Sie gelten als schwer erziehbar, seelisch gestört oder geistig behindert. Über 100.000 Kinder und Jugendliche leben in Deutschland nicht bei ihren Familien, sondern in einem Heim. Dort sollen sie professioneller betreut werden, und dort soll ihnen optimal geholfen werden.
Doch was passiert hinter den Türen der Heime? Die Verbindung zur Außenwelt ist oft schwierig, Handys und Internet sind in vielen Einrichtungen tabu, Kontakte zu alten Freunden oftmals verboten. Recherchen des Bayerischen Rundfunks brachten im April dieses Jahres zu Tage, dass das Leben in Heimen für viele Kinder von Zwangsmaßnahmen geprägt ist. Wer aggressiv ist, muss in einen sogenannten Time-Out-Raum. Einschlüsse ins eigene Zimmer kommen bei Kindern mit Behinderung ebenso vor wie in abschließbare Betten.
Nik ist ein fröhlicher Junge. Er liebt Schaukeln, Motoren und seine kleine Schwester. Doch Nik kann auch ausflippen, dann schlägt er wild um sich und verletzt jeden in seiner Nähe. Der 17-Jährige hat eine geistige Mehrfachbehinderung. Als seine Eltern die 24-Stunden-Pflege des Sohnes nicht mehr leisten können, beschließen sie schweren Herzens, ihren Sohn in einem Heim betreuen zu lassen. Doch sie finden keine Einrichtung, die bereit ist, Nik in einer offenen Gruppe aufzunehmen. Schließlich willigen sie ein, dass ihr Sohn in eine geschlossene Einrichtung kommt und dort freiheitsbeschränkenden Maßnahmen ausgesetzt werden kann.
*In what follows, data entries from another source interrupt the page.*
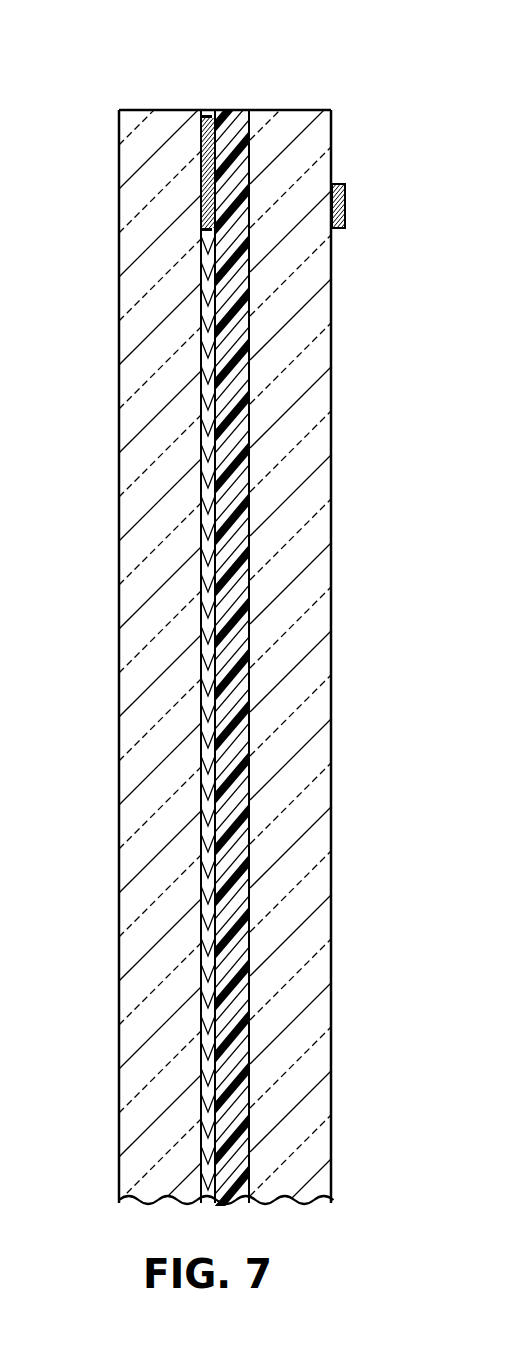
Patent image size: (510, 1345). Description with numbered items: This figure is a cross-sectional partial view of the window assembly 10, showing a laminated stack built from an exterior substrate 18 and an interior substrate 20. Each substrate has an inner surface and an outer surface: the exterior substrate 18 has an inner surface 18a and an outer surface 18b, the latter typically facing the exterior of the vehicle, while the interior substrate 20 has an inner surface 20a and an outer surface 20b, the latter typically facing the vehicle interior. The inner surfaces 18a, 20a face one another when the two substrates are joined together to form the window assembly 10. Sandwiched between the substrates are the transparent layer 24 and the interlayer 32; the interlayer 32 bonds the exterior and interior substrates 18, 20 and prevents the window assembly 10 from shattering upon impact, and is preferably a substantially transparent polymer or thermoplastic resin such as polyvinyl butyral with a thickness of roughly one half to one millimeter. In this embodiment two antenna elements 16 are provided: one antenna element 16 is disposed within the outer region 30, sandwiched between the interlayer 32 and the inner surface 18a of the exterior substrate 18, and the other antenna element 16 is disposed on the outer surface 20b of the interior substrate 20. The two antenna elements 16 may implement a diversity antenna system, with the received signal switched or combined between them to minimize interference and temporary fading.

The window assembly 10 is at (282, 101).
The antenna element 16 is at (345, 202).
The exterior substrate 18 is at (138, 407).
The inner surface of the exterior substrate 18a is at (207, 110).
The outer surface of the exterior substrate 18b is at (119, 125).
The interior substrate 20 is at (323, 389).
The inner surface of the interior substrate 20a is at (248, 114).
The outer surface of the interior substrate 20b is at (332, 117).
The transparent layer 24 is at (207, 711).
The outer region 30 is at (201, 233).
The interlayer 32 is at (232, 863).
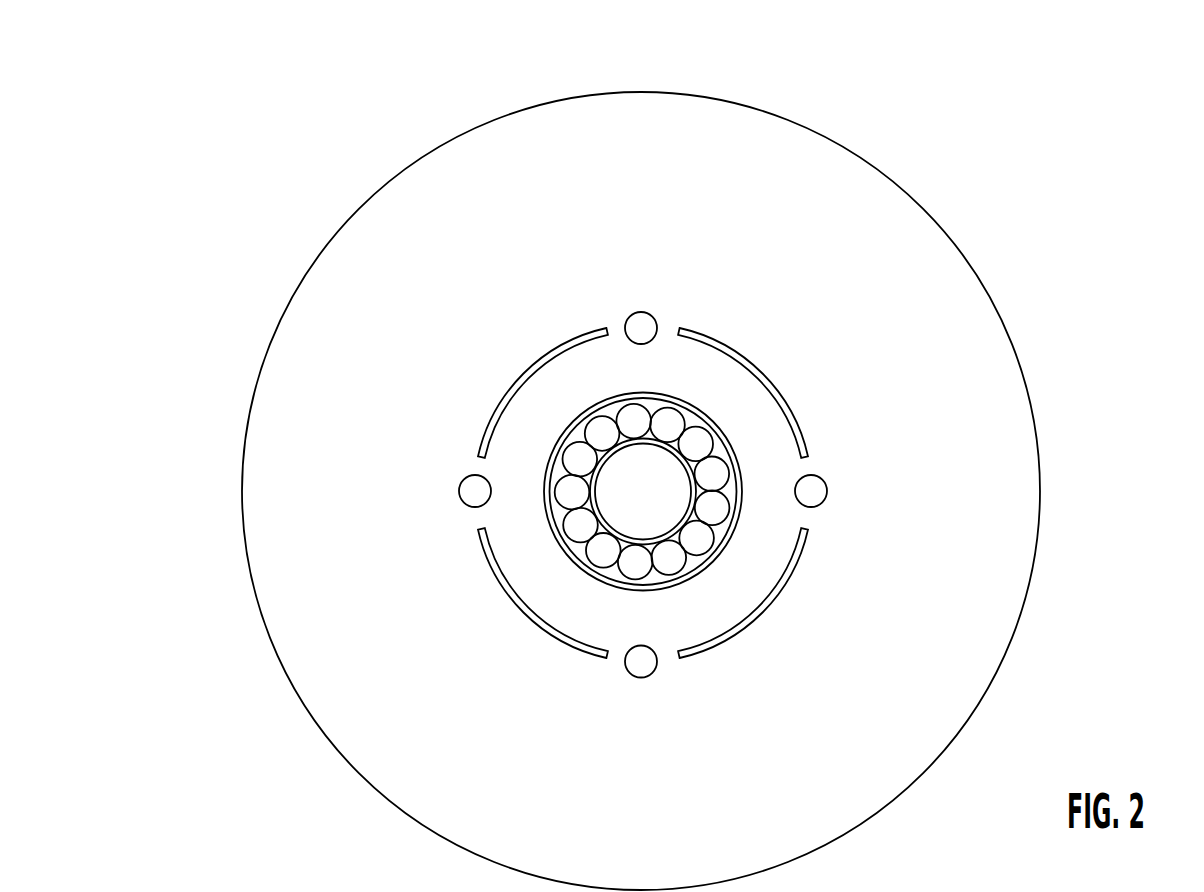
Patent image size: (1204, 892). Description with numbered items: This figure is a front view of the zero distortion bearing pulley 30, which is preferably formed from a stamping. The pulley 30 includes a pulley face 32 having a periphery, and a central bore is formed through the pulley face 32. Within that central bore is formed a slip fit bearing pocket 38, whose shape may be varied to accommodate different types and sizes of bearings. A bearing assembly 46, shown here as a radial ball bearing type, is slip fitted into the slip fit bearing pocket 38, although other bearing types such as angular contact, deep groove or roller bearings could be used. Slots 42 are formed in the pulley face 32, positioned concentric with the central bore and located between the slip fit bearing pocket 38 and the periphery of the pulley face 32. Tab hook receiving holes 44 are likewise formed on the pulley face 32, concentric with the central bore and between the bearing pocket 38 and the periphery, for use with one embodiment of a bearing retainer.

Für sie ist dieser Gedanke eigentlich unerträglich, doch sie wissen keinen anderen Ausweg.
Alice hat psychische Probleme und Eltern, die sich nicht um sie kümmern können. Seit ihrem fünften Lebensjahr hat sie in Heimen gelebt. Irgendwann begann sie wegzulaufen und kam in eine geschlossene Abteilung eines Heimes in Gauting. Sie erlebt zwar dort auch Zuwendung, vor allem aber fühlt sie sich durch die strengen Regeln in ihrer Privatsphäre verletzt.
Experten sehen es kritisch, wenn Erziehung im Heim unter Zwang stattfindet und Kinder im Extremfall eingesperrt werden. Derartige Erfahrungen können Kinder nachhaltig traumatisieren und eine langfristige Störung der Psyche auslösen, warnt beispielsweise der Bindungsforscher Prof. Karl-Heinz Brisch. Auch juristisch ist der Einsatz von Zwangsmaßnahmen nicht unumstritten. Denn im Gegensatz zu Erwachsenen müssen diese bei Kindern im Heimen nicht von einem Richter genehmigt werden. Es reicht die Zustimmung der Eltern. Familienrichter fordern inzwischen eine klare gesetzliche Regelung und auch auf Bundesebene liegt ein Gesetzesentwurf für eine Neuregelung vor. Auch in Bayern haben die Recherchen des Bayerischen Rundfunks für Bewegung gesorgt, denn Sozialministerin Emilia Müller hat einen Expertenrat einberufen, der die Vorwürfe gegen bayerische Heime für behinderte Kinder überprüfen soll. Das Ergebnis: Sieben grobe Verstöße. Einige Heime müssen ihre Richtlinien überarbeiten, andere ihre Time-Out-Räume schließen, da sie keine Einsicht durch das Aufsichtspersonal gewährleisten.
Auch Heime der Jugendhilfe geraten immer wieder in den Fokus der Öffentlichkeit: In Nord- und vor allem Ostdeutschland haben Fälle von Misshandlungen in Kinderheimen die Öffentlichkeit schon länger erschüttert. Doch die Aufarbeitung ist bis heute nicht abgeschlossen, wie zum Beispiel in einem Heim in Brandenburg, der Haasenburg, wo es sogar zu Todesfällen kam.
Der Film lässt betroffene Jugendliche und Eltern zu Wort kommen, zeigt aber auch die großen Belastungen und Herausforderungen, denen das Pflegepersonal ausgesetzt ist. Pädagogen, Psychiater, Rechtsexperten und Kriminologen äußern sich zu diesem wichtigen Thema, welches in Deutschland immer noch mit großen Tabus behaftet ist.